As the June 8th OPEC production meeting draws near the oil ministers from OPEC countries have got to be scratching their heads trying to come up with a new and novel way to say the same thing only spin it differently. The "market is well supplied" sound bite is growing old.
Analysts from every corner of the globe are writing commentaries about the need for OPEC to boost production or face a world economy that falls back into recession. The IEA said last week, "As global demand for oil increases seasonally from May to August, there is a clear, urgent need for additional supplies on a more competitive basis to be made available to refiners to prevent a further tightening of the market. The governing board urges action from producers that will help avoid the negative global economic consequences, which a further tightening of supplies would cause."
The IEA went on to imply a threat to OPEC saying, "IEA governors, in an effort to exert pressure on producers, said they were prepared to consider using all tools that are at the disposal of IEA member countries to stabilize the market." They were referring to the 1.6 billion barrels of oil held in strategic reserves by IEA countries that could be released to lower prices. That would be an interesting development to see IEA countries flooding the market during the high demand season to take away the trump card from OPEC. They could rebuild those reserves in the fall when demand declines BUT it would cost them a lot more to repurchase the oil. Some of these reserves have been held for a decade or longer and the cost per barrel is less than $20. Replacing those barrels in the fall would likely cost them $100 per barrel. Of course they would also receive a high dollar for sales they make today so it would likely be a break even.
OPEC released their latest oil outlook saying demand in China was increasing but the worries over the slowing U.S. recovery and the recovery effort in Japan would impose a downside risk for demand the rest of the year. They still put the expected demand growth for 2011 at +1.4 million barrels per day, a +20,000 bpd upward revision from the prior forecast.
At the coming OPEC meeting there could be a clash between Saudi Arabia and Iran. They are constant rivals in the region and in the oil markets. Iran's president Mahmoud Ahmadinejad fired his oil minister a couple weeks ago and said he would assume the position. Since Iran currently holds the presidency of OPEC, a rotating position where it moves from country to country every year, that makes the Iranian oil minister, now Ahmadinejad, the president of OPEC. Just what we need is to have a lunatic hothead egomaniac as head of OPEC. He will deliver the opening speech at the conference. This suggests there could be some really interesting conflicts develop since Saudi Arabia is the largest producer and the unofficial leader of OPEC. Whatever Saudi wants to do is normally what OPEC ends up doing. Analysts worry that Ahmadinejad will attempt to incite conflict at the conference in an effort to show supremacy over Saudi and the other Middle East nations.
Analysts believe having Ahmadinejad as president at the June 8th meeting in Vienna severely limits the chances of a major production increase. Iran and Venezuela are the two biggest hawks in OPEC. Neither can produce up to their actual quotas so they want everyone else to limit production as well to drive up prices. Ahmadinejad would like to see the price as high as possible to damage the USA, as would Chavez from Venezuela.

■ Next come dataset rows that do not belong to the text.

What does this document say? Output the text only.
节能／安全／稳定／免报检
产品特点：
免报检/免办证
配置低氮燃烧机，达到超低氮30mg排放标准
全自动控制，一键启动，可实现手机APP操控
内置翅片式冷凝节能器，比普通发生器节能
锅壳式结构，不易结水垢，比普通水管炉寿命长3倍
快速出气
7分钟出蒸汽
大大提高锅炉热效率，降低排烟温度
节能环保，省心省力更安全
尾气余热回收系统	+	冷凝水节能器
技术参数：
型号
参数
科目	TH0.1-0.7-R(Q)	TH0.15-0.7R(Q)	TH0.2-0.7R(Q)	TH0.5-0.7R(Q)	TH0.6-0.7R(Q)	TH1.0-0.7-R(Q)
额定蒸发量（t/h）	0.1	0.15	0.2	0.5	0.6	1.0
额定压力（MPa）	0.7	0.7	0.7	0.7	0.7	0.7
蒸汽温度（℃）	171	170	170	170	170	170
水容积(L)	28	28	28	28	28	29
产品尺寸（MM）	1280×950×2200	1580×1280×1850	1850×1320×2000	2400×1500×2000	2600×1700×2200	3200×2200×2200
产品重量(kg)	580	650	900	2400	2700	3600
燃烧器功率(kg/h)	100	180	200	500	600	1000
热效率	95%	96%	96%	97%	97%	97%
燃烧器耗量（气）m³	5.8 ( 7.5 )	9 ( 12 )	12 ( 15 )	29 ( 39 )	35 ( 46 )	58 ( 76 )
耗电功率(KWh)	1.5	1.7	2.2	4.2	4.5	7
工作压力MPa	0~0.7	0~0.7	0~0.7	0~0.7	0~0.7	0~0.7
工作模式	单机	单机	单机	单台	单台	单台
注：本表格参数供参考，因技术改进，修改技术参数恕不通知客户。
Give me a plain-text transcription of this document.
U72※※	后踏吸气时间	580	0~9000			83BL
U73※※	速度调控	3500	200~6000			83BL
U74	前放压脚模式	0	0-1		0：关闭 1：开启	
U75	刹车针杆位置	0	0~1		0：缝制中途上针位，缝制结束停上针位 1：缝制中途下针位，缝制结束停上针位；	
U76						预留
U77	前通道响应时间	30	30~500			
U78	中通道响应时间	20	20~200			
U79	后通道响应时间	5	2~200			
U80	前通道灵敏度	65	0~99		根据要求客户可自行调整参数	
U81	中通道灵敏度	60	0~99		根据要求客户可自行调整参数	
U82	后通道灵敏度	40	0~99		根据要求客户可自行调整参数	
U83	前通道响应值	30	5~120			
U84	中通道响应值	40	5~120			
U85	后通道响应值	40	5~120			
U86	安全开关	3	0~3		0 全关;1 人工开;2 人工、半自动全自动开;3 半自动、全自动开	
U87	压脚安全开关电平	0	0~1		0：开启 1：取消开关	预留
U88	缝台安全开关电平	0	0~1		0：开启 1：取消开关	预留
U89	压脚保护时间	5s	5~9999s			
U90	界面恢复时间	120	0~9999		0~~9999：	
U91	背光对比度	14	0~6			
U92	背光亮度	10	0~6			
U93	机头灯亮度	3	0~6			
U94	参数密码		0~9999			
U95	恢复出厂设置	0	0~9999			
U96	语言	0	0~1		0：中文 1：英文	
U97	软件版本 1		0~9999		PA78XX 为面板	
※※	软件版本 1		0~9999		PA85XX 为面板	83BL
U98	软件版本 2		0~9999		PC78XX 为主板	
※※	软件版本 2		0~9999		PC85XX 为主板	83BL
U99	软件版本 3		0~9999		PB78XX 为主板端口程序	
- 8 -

Recently the Associated Press reported the U.S. and Saudi Arabia were "quietly expanding defense ties on a vast scale" led by a little known project to develop an elite force to protect the kingdom's oil riches and future nuclear sites. The U.S. and Saudi are also in discussions to create an air and missile defense system with far greater capability to protect Saudi from against Iran. Saudi is buying $60 billion in aircraft and systems including U.S. built F-15 combat aircraft to insure superiority over Iran for years to come.
To say the outcome of the meeting is unknown would be an understatement. OPEC knows it needs to raise production at least temporarily to cover the summer surge in demand. They also know most of the world blames them for the high fuel prices. They would rather not be the target of universal scorn but they have to keep prices high to pay for all the social programs they have promised to keep their populations from rioting.
Since they are currently producing 2.5 mbpd over their quotas it would be easy for them to announce an increase in quotas of 2.5 mbpd and appear to the idiot press like they were caring and conscientious when all they are really doing is raising the quota to what they are already producing. It is all about the sound bites and press headlines and has nothing to do with reality. If they raised the quota to what they are already producing they could then increase their cheating to cover the summer demand spike.
Oil prices are likely to remain subdued until the meeting. There is little future in loading up on crude futures in anticipation of OPEC doing nothing. I think they are past that point even though it may be a battle to get any formal quota increase. There will be plenty of time to react to the events rather than try to anticipate them. Demand will rise even if production does not and that is our ace in the hole for long-term investments.